The kills in The Boogey Man also lean towards the slasher vibe. Despite the film’s title, there’s not really a singular “Boogey Man” in the film, but each person who is possessed meets their end in unique and creative ways, either by their own hand or through nefarious supernatural means. One girl, powerless against the demonic force, starts cutting her hair before turning the scissors on her own throat. One boy is crushed against a sill by a falling window. A couple is killed when the boy is impaled through the back of his head by a knife and his girlfriend is compelled to kiss him on the lips, impaling herself as well. There may not be a tangible antagonist behind the killings, but there’s plenty of violence and gore in The Boogey Man.

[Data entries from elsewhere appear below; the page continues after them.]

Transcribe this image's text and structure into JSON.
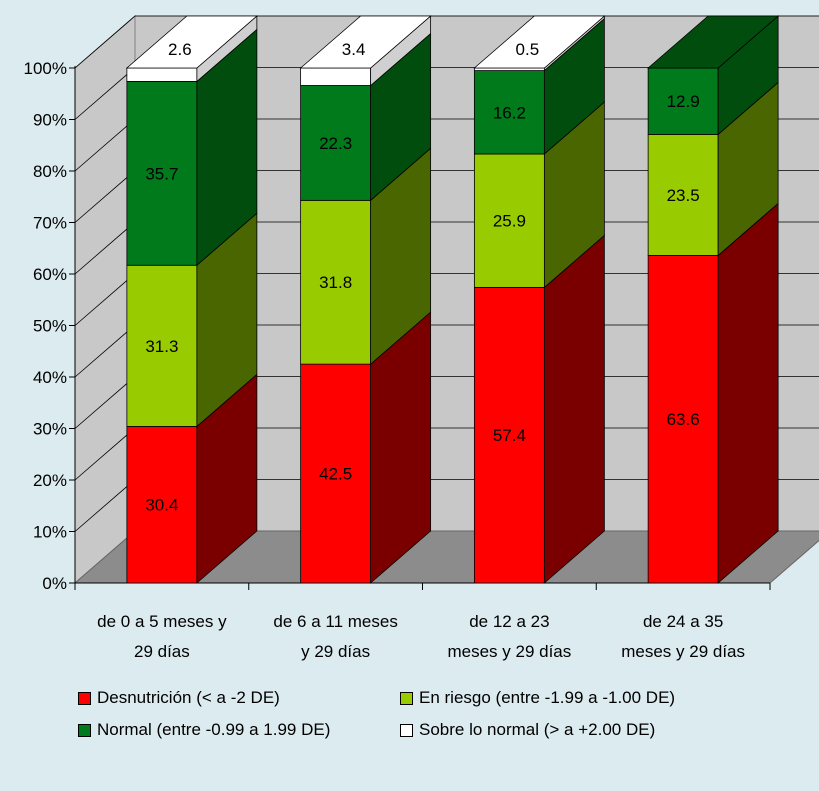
{
  "chart_data": {
    "type": "bar",
    "stacked": true,
    "three_d": true,
    "categories": [
      "de 0 a 5 meses y 29 días",
      "de 6 a 11 meses y 29 días",
      "de 12 a 23 meses y 29 días",
      "de 24 a 35 meses y 29 días"
    ],
    "category_lines": [
      [
        "de 0 a 5 meses y",
        "29 días"
      ],
      [
        "de 6 a 11 meses",
        "y 29 días"
      ],
      [
        "de 12 a 23",
        "meses y 29 días"
      ],
      [
        "de 24 a 35",
        "meses y 29 días"
      ]
    ],
    "series": [
      {
        "name": "Desnutrición (< a -2 DE)",
        "color": "#ff0000",
        "side_color": "#7a0000",
        "values": [
          30.4,
          42.5,
          57.4,
          63.6
        ]
      },
      {
        "name": "En riesgo (entre -1.99 a -1.00 DE)",
        "color": "#99cc00",
        "side_color": "#4a6600",
        "values": [
          31.3,
          31.8,
          25.9,
          23.5
        ]
      },
      {
        "name": "Normal (entre -0.99 a 1.99 DE)",
        "color": "#007a1a",
        "side_color": "#004d0d",
        "values": [
          35.7,
          22.3,
          16.2,
          12.9
        ]
      },
      {
        "name": "Sobre lo normal (> a +2.00 DE)",
        "color": "#ffffff",
        "side_color": "#d0d0d0",
        "values": [
          2.6,
          3.4,
          0.5,
          0
        ]
      }
    ],
    "data_labels": [
      [
        "30.4",
        "42.5",
        "57.4",
        "63.6"
      ],
      [
        "31.3",
        "31.8",
        "25.9",
        "23.5"
      ],
      [
        "35.7",
        "22.3",
        "16.2",
        "12.9"
      ],
      [
        "2.6",
        "3.4",
        "0.5",
        ""
      ]
    ],
    "y_ticks": [
      "0%",
      "10%",
      "20%",
      "30%",
      "40%",
      "50%",
      "60%",
      "70%",
      "80%",
      "90%",
      "100%"
    ],
    "ylim": [
      0,
      100
    ],
    "grid": true,
    "legend_position": "bottom",
    "wall_color": "#c8c8c8",
    "floor_color": "#8c8c8c"
  }
}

Finally, there’s the music. The score, written by Tim Krog (as a film composer, all he’s done is The Boogey Man and its sequel, Boogeyman II), is packed with cool organ swells and sci-fi synthesizer riffs. There are parts of the score that, like many other things about the movie, seem like they’re lifted straight out of Halloween, but hey, Halloween is a cool score, and at least The Boogey Man ripped it off before all those other later eighties movies did it. As a film score, Krog’s music is as haunting and dramatic as it gets.
In the 2000s, Ulli Lommel would go on to carve yet another niche for himself in the cinematic world of horror by making straight-to-video “Inspired by” sleazy true crime serial killer movies like Nightstalker, B.T.K. Killer, and Green River Killer. During his long and prolific career, Lommel raised exploitation film to an art form, and he did it all on his own terms. Rest in peace.